Case Study: Scaling MySQL Vertically (10 to 3 MySQL Servers w/ SSDs) - Scaling PHP Applications

Scaling PHP Applications (2014)

Case Study: Scaling MySQL Vertically (10 to 3 MySQL Servers w/ SSDs)

If scaling out horizontally is all the rage these days, why would you ever want to scale vertically? Hardware is getting faster and cheaper these days and it’s getting cheaper to scale vertically, to a point.

Scaling horizontally is when you scale by adding more servers to your cluster.

Scaling vertically is when you scale by adding faster hardware (CPUs, RAM, etc) to your existing hardware.

There’s a fine balance between the two, it’s an art. The goal is to maximize the cost/performance ratio, not choose one mantra over the other. If you scale horizontally without doing any vertical scaling, you end up with more complexity. If you scale vertically without doing any horizontal scaling, you end up with very expensive hardware and single points of failure, all of your eggs are in one basket.

It’s getting way cheaper to build out huge systems these days, even compared to two years ago. Basecamp purchased 864GB of Memory in January. Total cost: $12,000.

Even Amazon EC2 now offers servers with ridiculously fast SSD drives and 240GB of memory.

I’m not saying you should always scale vertically, but it’s worth weighing the costs of “yet another low-powered server” versus making an investment into purchasing better hardware.

At Twitpic, we found ourselves evaluating that very question earlier this year. One of our very read-heavy database clusters had grown over the past years from just a handful of MySQL servers to 10. Each of these 10 servers had a very expensive RAID-10 with a $1000 Adaptec Hardware RAID Card, several 15,000 RPM SAS Hard Drives, and a meager amount RAM. And, because of the RAID card and drives, these servers were expensive.

Anyways, we found ourselves peaking the capacity of all 10 servers. During busy hours, they were running at 100% I/O capacity, slowing down response times and causing unpredictable query speed. I predicted that at least another 5 servers were needed to keep performance at an acceptable, healthy range.

We had gotten bitten by the “scaling horizontally is always better” bug and hadn’t even considered the performance benefits or cost of using better hardware— we had always just ordered the same hardware that we were already using for our other MySQL servers.

A different approach

Having to purchase yet another 5 servers, I knew that I’d be back down this road in just a few more months, having to purchase even more servers. It was unsustainable.

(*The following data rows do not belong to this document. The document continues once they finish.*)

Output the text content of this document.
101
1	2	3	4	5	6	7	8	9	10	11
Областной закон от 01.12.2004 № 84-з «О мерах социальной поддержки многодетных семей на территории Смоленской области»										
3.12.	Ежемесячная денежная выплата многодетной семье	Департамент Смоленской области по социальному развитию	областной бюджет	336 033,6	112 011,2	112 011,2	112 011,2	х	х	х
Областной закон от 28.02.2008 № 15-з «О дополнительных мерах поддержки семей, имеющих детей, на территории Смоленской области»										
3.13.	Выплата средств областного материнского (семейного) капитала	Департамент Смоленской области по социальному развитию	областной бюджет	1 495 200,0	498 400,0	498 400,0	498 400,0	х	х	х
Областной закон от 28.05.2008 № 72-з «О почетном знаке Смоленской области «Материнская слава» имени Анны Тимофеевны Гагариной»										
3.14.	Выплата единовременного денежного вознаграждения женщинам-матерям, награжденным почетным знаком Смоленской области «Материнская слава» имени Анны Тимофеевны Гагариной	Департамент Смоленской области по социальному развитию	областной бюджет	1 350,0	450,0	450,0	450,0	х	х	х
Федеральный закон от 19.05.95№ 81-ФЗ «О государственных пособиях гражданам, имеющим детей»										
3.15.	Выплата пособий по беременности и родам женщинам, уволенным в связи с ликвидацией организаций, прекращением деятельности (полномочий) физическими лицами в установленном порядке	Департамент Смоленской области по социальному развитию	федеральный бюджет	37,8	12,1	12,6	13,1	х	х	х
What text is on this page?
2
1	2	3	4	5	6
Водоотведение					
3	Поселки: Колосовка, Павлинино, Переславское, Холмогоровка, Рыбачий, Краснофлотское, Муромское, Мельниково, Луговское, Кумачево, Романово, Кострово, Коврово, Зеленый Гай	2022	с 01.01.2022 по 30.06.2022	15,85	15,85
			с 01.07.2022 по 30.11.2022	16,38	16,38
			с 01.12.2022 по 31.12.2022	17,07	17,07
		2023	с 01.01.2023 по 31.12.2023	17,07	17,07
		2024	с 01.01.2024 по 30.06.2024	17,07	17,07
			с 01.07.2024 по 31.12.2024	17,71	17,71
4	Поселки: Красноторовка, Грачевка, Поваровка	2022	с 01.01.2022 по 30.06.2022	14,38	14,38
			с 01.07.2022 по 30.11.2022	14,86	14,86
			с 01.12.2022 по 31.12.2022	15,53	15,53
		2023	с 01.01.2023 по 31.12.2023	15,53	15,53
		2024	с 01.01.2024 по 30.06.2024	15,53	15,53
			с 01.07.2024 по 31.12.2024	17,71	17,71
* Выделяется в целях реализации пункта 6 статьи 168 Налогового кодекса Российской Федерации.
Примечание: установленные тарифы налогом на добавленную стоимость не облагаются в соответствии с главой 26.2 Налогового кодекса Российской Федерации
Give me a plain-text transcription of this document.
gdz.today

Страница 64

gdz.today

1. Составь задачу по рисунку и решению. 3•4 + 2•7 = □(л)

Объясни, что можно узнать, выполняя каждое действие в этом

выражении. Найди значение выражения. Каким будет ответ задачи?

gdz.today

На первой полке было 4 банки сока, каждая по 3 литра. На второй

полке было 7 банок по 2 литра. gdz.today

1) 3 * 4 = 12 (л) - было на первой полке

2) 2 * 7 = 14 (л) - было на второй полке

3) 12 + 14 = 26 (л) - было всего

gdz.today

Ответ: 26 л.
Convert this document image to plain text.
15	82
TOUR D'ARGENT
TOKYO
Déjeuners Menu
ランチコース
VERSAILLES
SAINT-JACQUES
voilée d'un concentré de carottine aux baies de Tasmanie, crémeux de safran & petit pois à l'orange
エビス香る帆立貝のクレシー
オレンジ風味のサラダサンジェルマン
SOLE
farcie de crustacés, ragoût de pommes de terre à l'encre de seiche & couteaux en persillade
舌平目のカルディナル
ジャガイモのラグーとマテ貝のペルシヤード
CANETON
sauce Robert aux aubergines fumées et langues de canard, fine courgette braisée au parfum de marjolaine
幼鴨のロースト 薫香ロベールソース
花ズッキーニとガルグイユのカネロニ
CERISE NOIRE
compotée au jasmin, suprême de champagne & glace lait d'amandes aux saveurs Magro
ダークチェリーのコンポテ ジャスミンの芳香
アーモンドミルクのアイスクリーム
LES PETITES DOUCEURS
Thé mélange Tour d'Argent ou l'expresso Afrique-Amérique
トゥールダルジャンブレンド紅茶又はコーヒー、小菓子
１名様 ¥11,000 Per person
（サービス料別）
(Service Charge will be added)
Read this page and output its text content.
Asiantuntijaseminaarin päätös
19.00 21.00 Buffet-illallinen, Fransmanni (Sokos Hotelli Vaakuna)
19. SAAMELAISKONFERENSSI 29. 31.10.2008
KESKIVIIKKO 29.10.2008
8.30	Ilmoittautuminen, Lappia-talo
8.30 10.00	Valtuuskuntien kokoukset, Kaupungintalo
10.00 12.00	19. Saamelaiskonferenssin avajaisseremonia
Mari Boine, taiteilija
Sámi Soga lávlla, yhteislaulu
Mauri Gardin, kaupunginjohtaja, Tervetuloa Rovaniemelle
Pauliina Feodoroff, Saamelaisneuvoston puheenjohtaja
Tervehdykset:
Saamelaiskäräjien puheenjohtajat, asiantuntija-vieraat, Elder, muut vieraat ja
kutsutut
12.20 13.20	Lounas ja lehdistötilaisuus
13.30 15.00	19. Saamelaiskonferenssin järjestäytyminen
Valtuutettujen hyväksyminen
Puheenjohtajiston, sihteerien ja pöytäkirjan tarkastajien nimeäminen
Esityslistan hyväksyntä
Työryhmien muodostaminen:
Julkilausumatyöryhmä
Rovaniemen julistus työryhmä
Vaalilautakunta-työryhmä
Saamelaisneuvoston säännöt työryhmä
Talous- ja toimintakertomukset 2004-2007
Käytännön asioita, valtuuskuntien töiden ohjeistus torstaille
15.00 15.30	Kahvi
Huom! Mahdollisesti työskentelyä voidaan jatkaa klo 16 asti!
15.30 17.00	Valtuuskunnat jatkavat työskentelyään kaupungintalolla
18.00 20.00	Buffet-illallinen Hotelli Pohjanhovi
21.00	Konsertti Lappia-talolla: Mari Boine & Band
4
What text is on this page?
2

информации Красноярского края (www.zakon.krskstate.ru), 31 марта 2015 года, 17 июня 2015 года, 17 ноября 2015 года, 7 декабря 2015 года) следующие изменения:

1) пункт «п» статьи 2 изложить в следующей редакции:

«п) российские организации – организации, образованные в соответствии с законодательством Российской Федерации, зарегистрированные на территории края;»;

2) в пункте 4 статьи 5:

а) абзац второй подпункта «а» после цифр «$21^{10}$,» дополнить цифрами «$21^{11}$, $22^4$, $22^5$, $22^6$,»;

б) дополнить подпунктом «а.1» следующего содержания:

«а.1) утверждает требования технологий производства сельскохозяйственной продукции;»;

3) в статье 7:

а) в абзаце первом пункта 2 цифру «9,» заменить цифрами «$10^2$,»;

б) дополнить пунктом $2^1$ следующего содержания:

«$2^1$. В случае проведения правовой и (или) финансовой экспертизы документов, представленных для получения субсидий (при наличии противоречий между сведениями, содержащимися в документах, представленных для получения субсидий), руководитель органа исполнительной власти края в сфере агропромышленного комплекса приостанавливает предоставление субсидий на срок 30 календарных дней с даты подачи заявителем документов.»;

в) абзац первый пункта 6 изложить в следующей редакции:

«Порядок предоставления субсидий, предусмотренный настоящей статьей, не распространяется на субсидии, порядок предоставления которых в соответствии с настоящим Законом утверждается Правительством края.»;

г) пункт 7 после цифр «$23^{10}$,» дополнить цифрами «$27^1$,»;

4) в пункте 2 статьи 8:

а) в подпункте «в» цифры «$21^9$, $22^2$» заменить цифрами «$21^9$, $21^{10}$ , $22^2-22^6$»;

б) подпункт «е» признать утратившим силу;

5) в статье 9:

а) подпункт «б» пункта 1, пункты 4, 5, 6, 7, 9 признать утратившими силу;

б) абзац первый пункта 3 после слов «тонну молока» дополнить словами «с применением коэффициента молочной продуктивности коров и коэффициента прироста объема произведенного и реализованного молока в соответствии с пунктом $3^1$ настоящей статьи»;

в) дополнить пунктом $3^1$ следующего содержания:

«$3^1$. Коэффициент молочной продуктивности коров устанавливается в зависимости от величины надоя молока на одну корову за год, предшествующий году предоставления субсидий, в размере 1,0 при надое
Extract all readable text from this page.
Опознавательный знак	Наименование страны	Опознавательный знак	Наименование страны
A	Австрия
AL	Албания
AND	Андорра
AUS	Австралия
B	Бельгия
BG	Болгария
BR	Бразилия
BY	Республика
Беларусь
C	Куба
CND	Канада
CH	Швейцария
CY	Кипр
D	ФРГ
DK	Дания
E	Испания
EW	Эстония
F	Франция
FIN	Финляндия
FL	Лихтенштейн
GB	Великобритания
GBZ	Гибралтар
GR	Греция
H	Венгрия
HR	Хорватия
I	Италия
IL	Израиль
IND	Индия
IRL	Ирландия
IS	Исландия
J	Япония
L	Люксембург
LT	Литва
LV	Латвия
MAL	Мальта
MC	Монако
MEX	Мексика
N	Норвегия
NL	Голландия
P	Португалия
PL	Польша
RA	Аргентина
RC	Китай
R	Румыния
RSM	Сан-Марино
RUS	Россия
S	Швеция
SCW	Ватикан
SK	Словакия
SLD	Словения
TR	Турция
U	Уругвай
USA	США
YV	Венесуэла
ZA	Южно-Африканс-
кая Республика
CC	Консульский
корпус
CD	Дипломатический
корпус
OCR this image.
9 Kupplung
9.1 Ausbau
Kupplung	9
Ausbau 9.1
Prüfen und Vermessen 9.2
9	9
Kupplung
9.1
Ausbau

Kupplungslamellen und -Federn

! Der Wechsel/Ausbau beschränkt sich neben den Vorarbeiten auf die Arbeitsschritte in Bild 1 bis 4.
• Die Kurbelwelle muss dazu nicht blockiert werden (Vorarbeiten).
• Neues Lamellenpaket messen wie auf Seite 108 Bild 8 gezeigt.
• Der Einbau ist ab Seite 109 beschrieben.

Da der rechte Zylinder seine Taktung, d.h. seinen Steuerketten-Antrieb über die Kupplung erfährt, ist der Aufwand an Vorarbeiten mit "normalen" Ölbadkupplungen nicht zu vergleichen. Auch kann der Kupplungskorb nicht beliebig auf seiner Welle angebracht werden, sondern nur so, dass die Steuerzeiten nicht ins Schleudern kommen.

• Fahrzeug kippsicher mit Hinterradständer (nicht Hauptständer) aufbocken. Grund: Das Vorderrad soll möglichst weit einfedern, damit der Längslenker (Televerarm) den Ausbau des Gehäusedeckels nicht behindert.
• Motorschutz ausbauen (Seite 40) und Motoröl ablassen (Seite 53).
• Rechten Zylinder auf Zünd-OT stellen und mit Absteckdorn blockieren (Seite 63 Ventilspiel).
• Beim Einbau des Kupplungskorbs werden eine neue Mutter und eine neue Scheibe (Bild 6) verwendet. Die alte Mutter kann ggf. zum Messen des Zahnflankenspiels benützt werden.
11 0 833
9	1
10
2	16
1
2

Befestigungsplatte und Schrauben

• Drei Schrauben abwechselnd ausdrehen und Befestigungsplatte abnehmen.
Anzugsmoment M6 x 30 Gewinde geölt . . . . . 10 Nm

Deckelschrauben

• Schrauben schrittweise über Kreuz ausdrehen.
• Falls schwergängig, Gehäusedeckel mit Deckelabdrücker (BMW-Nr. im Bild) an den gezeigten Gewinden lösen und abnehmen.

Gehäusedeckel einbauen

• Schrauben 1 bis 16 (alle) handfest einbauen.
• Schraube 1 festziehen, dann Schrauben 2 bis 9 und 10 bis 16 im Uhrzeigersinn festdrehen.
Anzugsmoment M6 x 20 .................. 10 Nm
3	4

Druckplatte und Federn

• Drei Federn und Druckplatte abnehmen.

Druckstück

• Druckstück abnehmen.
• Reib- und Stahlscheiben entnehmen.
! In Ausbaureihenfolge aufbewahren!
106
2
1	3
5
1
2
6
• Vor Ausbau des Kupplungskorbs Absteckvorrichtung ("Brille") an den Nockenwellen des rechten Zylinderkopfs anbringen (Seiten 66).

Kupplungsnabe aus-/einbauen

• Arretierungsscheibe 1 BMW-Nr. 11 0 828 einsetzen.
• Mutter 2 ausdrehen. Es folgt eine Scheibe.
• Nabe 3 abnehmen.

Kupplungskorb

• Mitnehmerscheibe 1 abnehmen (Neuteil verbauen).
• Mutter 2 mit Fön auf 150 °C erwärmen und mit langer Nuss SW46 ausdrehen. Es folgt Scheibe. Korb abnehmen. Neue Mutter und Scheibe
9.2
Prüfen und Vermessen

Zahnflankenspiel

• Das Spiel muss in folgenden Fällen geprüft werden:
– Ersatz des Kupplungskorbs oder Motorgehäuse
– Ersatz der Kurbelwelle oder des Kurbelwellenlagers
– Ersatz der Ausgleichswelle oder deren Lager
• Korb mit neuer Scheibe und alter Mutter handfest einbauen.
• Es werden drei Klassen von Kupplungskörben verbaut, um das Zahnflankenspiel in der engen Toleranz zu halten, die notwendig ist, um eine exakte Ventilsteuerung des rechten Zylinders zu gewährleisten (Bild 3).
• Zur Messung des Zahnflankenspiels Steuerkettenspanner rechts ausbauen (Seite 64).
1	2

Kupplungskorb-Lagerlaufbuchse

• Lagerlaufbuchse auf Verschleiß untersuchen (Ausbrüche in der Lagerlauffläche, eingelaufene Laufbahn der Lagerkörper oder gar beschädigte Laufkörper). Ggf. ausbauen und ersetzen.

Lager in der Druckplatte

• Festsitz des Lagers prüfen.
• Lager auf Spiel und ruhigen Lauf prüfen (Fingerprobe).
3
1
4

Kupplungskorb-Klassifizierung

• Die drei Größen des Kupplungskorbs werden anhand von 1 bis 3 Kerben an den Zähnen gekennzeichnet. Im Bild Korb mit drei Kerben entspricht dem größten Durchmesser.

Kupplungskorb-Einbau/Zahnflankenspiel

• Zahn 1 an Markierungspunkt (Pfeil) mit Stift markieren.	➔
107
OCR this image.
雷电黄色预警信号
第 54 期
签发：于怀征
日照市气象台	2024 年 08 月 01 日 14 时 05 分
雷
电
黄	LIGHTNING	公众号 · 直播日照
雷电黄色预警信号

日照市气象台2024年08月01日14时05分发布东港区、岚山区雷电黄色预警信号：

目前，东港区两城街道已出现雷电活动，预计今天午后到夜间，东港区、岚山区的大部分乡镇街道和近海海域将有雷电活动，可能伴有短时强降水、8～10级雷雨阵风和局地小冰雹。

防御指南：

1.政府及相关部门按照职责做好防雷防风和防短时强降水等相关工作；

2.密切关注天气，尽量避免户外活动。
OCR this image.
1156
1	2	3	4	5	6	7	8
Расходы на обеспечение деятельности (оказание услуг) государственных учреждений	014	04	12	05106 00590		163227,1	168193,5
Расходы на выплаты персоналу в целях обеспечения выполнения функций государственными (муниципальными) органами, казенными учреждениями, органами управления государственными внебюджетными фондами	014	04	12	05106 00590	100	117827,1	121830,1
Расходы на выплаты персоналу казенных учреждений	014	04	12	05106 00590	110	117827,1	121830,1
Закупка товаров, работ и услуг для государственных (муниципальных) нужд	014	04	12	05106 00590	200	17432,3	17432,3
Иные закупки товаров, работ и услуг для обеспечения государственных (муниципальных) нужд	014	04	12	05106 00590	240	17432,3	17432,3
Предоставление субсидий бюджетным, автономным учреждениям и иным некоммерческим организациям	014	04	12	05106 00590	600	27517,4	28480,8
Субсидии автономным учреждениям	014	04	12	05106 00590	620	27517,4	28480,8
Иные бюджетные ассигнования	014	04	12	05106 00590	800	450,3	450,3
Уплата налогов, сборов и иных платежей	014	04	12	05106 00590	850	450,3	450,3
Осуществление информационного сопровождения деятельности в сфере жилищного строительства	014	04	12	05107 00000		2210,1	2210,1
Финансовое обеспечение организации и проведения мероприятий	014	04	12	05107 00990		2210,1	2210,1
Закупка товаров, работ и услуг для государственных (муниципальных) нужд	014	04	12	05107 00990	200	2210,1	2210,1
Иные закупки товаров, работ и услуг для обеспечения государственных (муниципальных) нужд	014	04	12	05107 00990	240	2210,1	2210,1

I decided, instead, to take a step back and evaluate the hardware decisions we had made and why were we using this specific build.

Scrap the RAID-10

My first thought- we can scrap the RAID-10. It requires double the hard-drive capacity and we don’t need such high data integrity on our MySQL slaves. Since we took backups and scaled MySQL slaves with our HAProxy load balancer, we can just rebuild slaves when a drive fails.

In fact, we could get even better of a performance by using a RAID-0, normally unsafe, but since our master server is already using a RAID-10 and we take frequent backups, it’s completely safe in our scenario.

More RAM!

Our MySQL server build was configured with a tiny amount (16GB) of memory, a relic from the past when we were many orders of magnitude smaller. The fact we had gotten so far without ever considering to add more RAM was crazy. Nowadays, memory is so cheap that adding 64GB, 128GB, even 512GB to a single server is both cheap and completely normal on regular server hardware.

SSDs here we come

The last thing I evaluated were SSDs. I hadn’t expected the difference in performance between an expensive 4 drive RAID-10 setup and a cheap Intel SSD to be so staggering. In fact, further testing and benchmarking showed that a ~$2000 RAID-10 Setup and ~$2000 in Enterprise SSDs had about a 30x performance difference. This was in 2011. It’s even more stagging and ridiculous today.

The old RAID-10 setup maxed out around 5,000 IOPS while the SSDs dominated by pushing over 150,000 IOPS. Mind = Blown.

The end result

After evaluating our hardware and deciding to scale both vertically AND horizontally, we ended up not only saving a significant amount of money on servers, but we also sped up our infrastructure and reduced the overall complexity by having a lower total number of servers.

In fact, we were able to actually scale down from 10 servers to just 3 with the new hardware configuration, reducing our overall infrastructure costs. On top of that, with just those 3 servers, we’re only using 50% of our overall capacity. The 10 older servers were struggling to run at 100% of their capacity.

Less servers to monitor, administer, and host equals less complexity in your infrastructure and is a big win for everyone.